One useful OS X feature is the ability to create disk images. A disk image is a single file that, when double-clicked, appears like a typical hard drive to the operating system. (Most software you download comes on a disk image.) Disk images a great way to store related files that you don’t need to use often, as they can be “out of sight” until you need them. They’re also useful if you want to store something securely, as you can create encrypted disk images that require a password to mount.
There are essentially two types of disk images—a normal disk image and a sparse disk image. With a normal disk image, the disk image will consume as much drive space as its size, even when empty—i.e. a 40MB normal disk image requires 40MB of drive space, even if you’ve never used it. Sparse disk images, on the other hand, are disk image files that require just as much space as their contents require. So a 40MB sparse disk image will only need 40MB of drive space if you’ve saved 40MB of data onto it. The disk image will grow automatically as space is required.
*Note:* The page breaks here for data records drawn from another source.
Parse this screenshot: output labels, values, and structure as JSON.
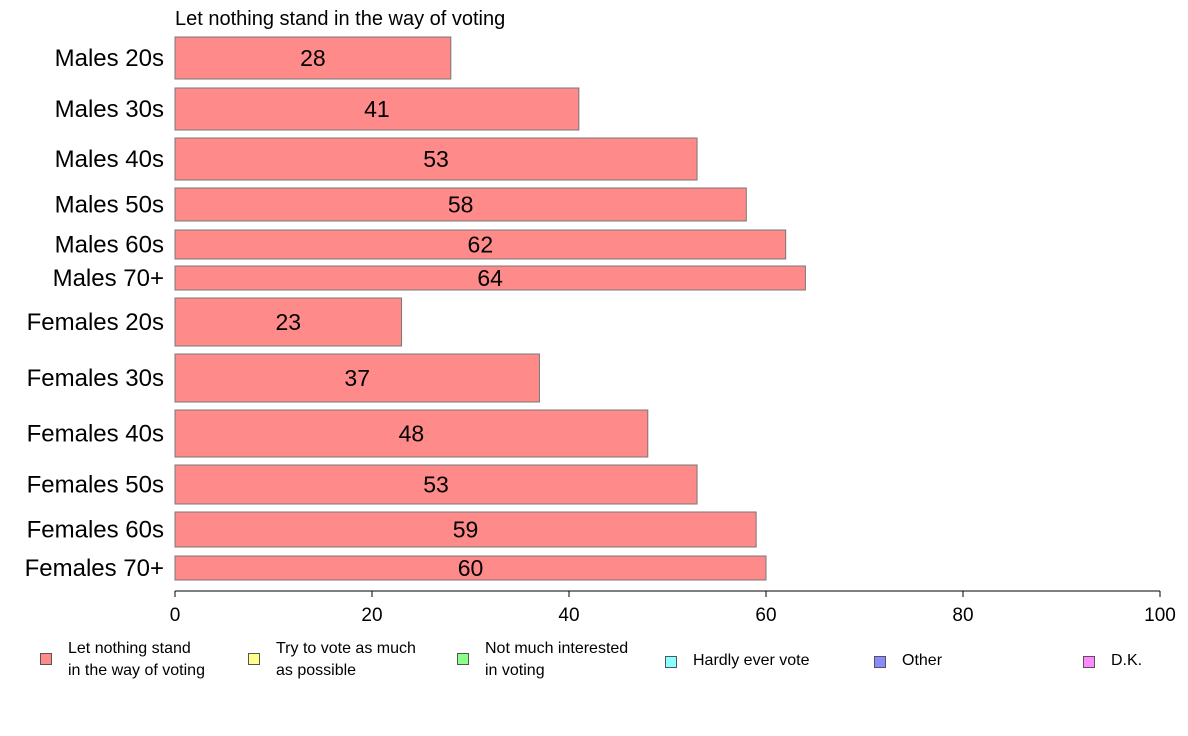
{
  "chart_data": {
    "type": "bar",
    "orientation": "horizontal",
    "title": "Let nothing stand in the way of voting",
    "categories": [
      "Males 20s",
      "Males 30s",
      "Males 40s",
      "Males 50s",
      "Males 60s",
      "Males 70+",
      "Females 20s",
      "Females 30s",
      "Females 40s",
      "Females 50s",
      "Females 60s",
      "Females 70+"
    ],
    "values": [
      28,
      41,
      53,
      58,
      62,
      64,
      23,
      37,
      48,
      53,
      59,
      60
    ],
    "data_labels": [
      "28",
      "41",
      "53",
      "58",
      "62",
      "64",
      "23",
      "37",
      "48",
      "53",
      "59",
      "60"
    ],
    "xlim": [
      0,
      100
    ],
    "xticks": [
      "0",
      "20",
      "40",
      "60",
      "80",
      "100"
    ],
    "grid": false,
    "bar_color": "#ff8a8a",
    "legend_position": "bottom",
    "legend": [
      {
        "label": "Let nothing stand\nin the way of voting",
        "color": "#ff8a8a"
      },
      {
        "label": "Try to vote as much\nas possible",
        "color": "#ffff8a"
      },
      {
        "label": "Not much interested\nin voting",
        "color": "#8aff8a"
      },
      {
        "label": "Hardly ever vote",
        "color": "#8affff"
      },
      {
        "label": "Other",
        "color": "#8a8aff"
      },
      {
        "label": "D.K.",
        "color": "#ff8aff"
      }
    ]
  }
}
However, while sparse disk images can grow automatically as needed, they cannot shrink automatically. So if you add 40MB of data to the image, then delete that same data, the sparse disk image will still require 40MB of drive space. Using Terminal, you can shrink sparse disk images to free up this wasted space. Just
to the directory containing the sparse image (make sure it’s not mounted), and then issue this command:
hdiutil compact "Name of file.sparseimage"
But using Terminal is a bit of a pain. A much nicer solution is to use Automator to build a Finder plug-in, so you can compact your sparse images via the Finder’s contextual menu. And it’s a very simple Automator workflow that needs to be built, consisting of only two steps.
Start by launching Automator, which you’ll find in /Applications -> Utilities. In the Library column, click on Finder, and then drag Get Selected Finder Items from the Action column into the blank work area on the right. For the second step, click on the Automator entry in Library, and then drag Run Shell Script into the work area, below the existing command. In the work area for the Run Shell Script action, set the Shell pop-up to /bin/bash (it should be that by default), and set Pass Input to “as arguments” (which is not the default). Where you see the existing script (
for f in…, etc.
), erase all of it, and replace it with this one line:
hdiutil compact "$@"
That’s it—that’s the entire workflow. Choose File -> Save as Plug-In, and in the new dialog that appears, name your workflow ( Compact sparse image , or whatever you want to see in the contextual menu), and make sure the Plug-in For pop-up is set to Finder (the default). Click Save and you’re done.
To use your workflow, select a sparseimage file in the Finder (make sure the disk image is not mounted), control-click on it, and then choose Automator -> Compact Sparse Image (or whatever you named your workflow) from the pop-up menu. The workflow will run (you’ll see its progress in the menu bar), and any free space on your sparse disk image will be released.